Austinlad's Private Screening Room

FETCHING CODY (2005)Take time (travel) to help someone you love

This is a classic “what-if” time travel, romantic love story in the tradition of BUTTERFLY EFFECT. A young street hustler seeks to save his drug addicted-girlfriend from an overdose by visiting key moments in her past (his time machine is a La-Z-Boy recliner festooned with Christmas tree lights). After a number of failed rescue missions, he realizes the only way to fix her life is for them never to meet. FETCHING CODY is an inventive and emotionally engaging little film that I highly recommend, especially if you’re into tales about time travel.

09/23/2009 Posted by | Uncategorized | Leave a comment

TAP (1989)

Want to watch some real dancing? Skip Michael Jackson videos and catch TAP, a lovely homage to the world of traditional tap starring such aging but still then-energetic legends as Jimmy Slyde, Sandman Sims, Henry LeTang, and Harold Nicholas (one half of the incredible team, the Nicholas Brothers), plus three contemporary tappers: Gergory Hines, Sammy Davis, Jr. and a young Savion Glover. The movie centers on an oft-recycled plot, “Will the hero (Hines) go straight or stay crooked” and is packed with sometimes totally illogical excuses to dance.

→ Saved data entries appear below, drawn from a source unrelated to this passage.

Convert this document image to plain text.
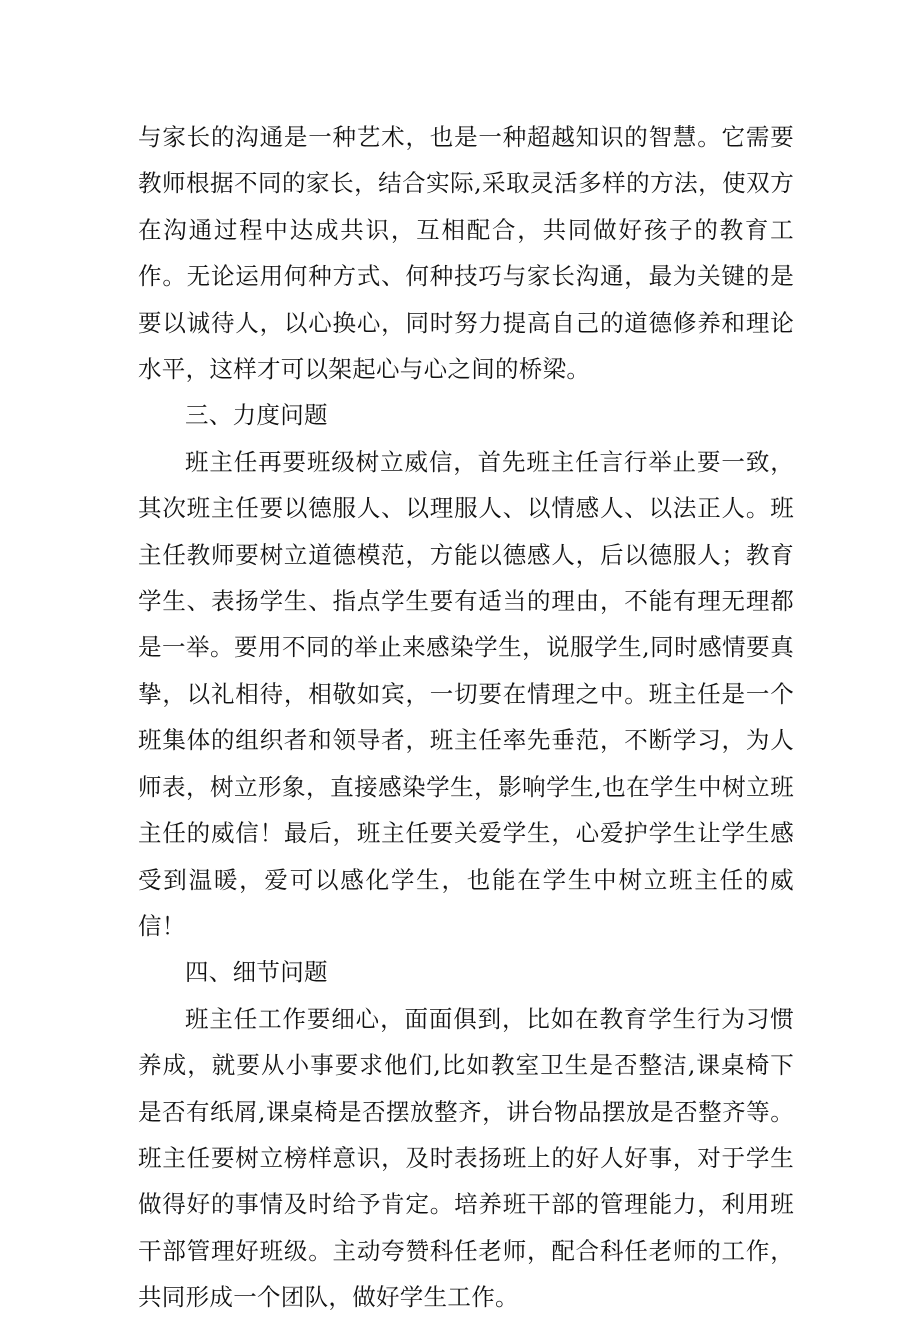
与家长的沟通是一种艺术，也是一种超越知识的智慧。它需要教师根据不同的家长，结合实际,采取灵活多样的方法，使双方在沟通过程中达成共识，互相配合，共同做好孩子的教育工作。无论运用何种方式、何种技巧与家长沟通，最为关键的是要以诚待人，以心换心，同时努力提高自己的道德修养和理论水平，这样才可以架起心与心之间的桥梁。

三、力度问题

班主任再要班级树立威信，首先班主任言行举止要一致，其次班主任要以德服人、以理服人、以情感人、以法正人。班主任教师要树立道德模范，方能以德感人，后以德服人；教育学生、表扬学生、指点学生要有适当的理由，不能有理无理都是一举。要用不同的举止来感染学生，说服学生,同时感情要真挚，以礼相待，相敬如宾，一切要在情理之中。班主任是一个班集体的组织者和领导者，班主任率先垂范，不断学习，为人师表，树立形象，直接感染学生，影响学生,也在学生中树立班主任的威信！最后，班主任要关爱学生，心爱护学生让学生感受到温暖，爱可以感化学生，也能在学生中树立班主任的威信！

四、细节问题

班主任工作要细心，面面俱到，比如在教育学生行为习惯养成，就要从小事要求他们,比如教室卫生是否整洁,课桌椅下是否有纸屑,课桌椅是否摆放整齐，讲台物品摆放是否整齐等。班主任要树立榜样意识，及时表扬班上的好人好事，对于学生做得好的事情及时给予肯定。培养班干部的管理能力，利用班干部管理好班级。主动夸赞科任老师，配合科任老师的工作，共同形成一个团队，做好学生工作。
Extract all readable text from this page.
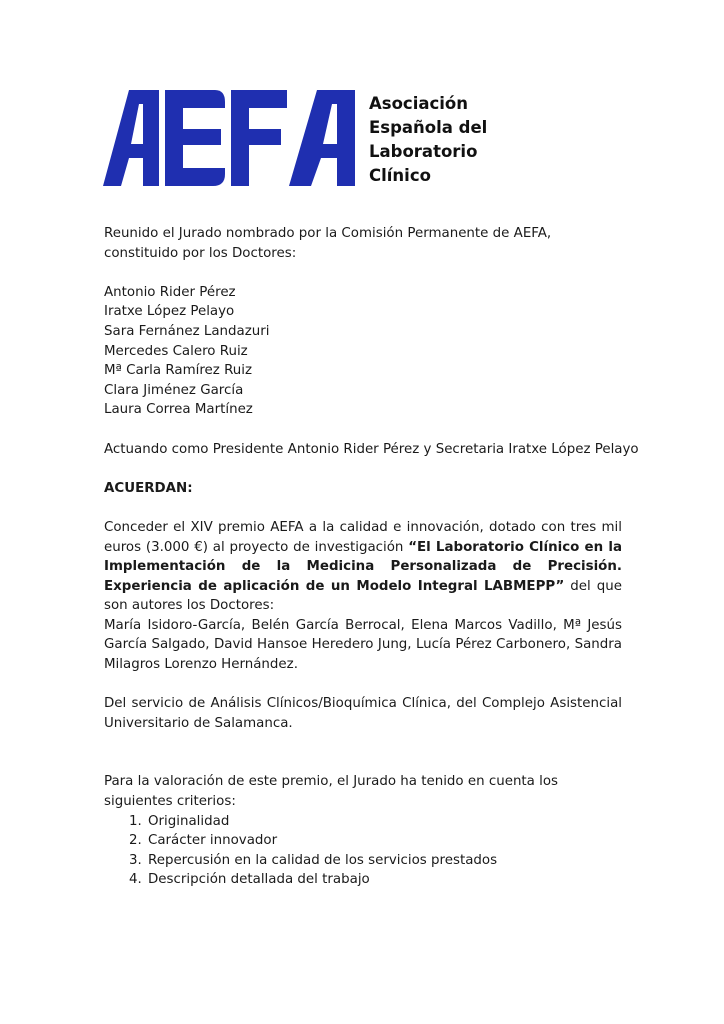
Asociación
Española del
Laboratorio
Clínico

Reunido el Jurado nombrado por la Comisión Permanente de AEFA, constituido por los Doctores:

Antonio Rider Pérez

Iratxe López Pelayo

Sara Fernánez Landazuri

Mercedes Calero Ruiz

Mª Carla Ramírez Ruiz

Clara Jiménez García

Laura Correa Martínez

Actuando como Presidente Antonio Rider Pérez y Secretaria Iratxe López Pelayo

ACUERDAN:

Conceder el XIV premio AEFA a la calidad e innovación, dotado con tres mil euros (3.000 €) al proyecto de investigación “El Laboratorio Clínico en la Implementación de la Medicina Personalizada de Precisión. Experiencia de aplicación de un Modelo Integral LABMEPP” del que son autores los Doctores:

María Isidoro-García, Belén García Berrocal, Elena Marcos Vadillo, Mª Jesús García Salgado, David Hansoe Heredero Jung, Lucía Pérez Carbonero, Sandra Milagros Lorenzo Hernández.

Del servicio de Análisis Clínicos/Bioquímica Clínica, del Complejo Asistencial Universitario de Salamanca.

Para la valoración de este premio, el Jurado ha tenido en cuenta los siguientes criterios:

1. Originalidad
2. Carácter innovador
3. Repercusión en la calidad de los servicios prestados
4. Descripción detallada del trabajo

But who cares? Once these pros start tapping, logic be damned. Sadly, most of the cast is now gone, including Davis and Hines, but a grown-up Savion Glover carries on the tradition, and thank goodness for celluloid.

09/22/2009 Posted by | Uncategorized | Leave a comment

PASSAGE TO MARSEILLE (1944)

A follow-up to the enormously successful CASABLANCA (1943), PASSAGE TO MARSEILLE capitalizes on the considerable talents of many of the same cast (Humphrey Bogart, Claude Rains, Peter Lorre, Sydney Greenstreet) and crew. Told in a flashbacks-within-flashback structure, the story centers on Matrac (Bogart), a freedom-loving French journalist who sacrifices his happiness and security to battle Nazi tyranny. The film opens as a French liaison officer (Rains) tells Mantrac’s story to a British reporter. Years earlier, Mantrac was married and deliriously happy, but he was framed by pro-fascists and sentenced to Devil’s Island. After escaping to sea with several others, the group was picked up by a French vessel that was then commandeered by one of its passengers, a pro-fascist (Greenstreet). With the help of the prisoners, the ship’s patriotic captain defeated the mutiny, enabling Mantrac to enlist in the R.A. F. and battle against Nazism. (Sounds confusing, but it’s really not.) Okay, so by modern standards, PASSAGE is over-produced, over-directed, over-acted and over-scored (by Max Steiner); but overall, it’s a pretty good film and darned fun to watch with popcorn. Incidentally, Bogart makes absolutely no attempt to speak with a French accent. But who cares – it’s Bogart.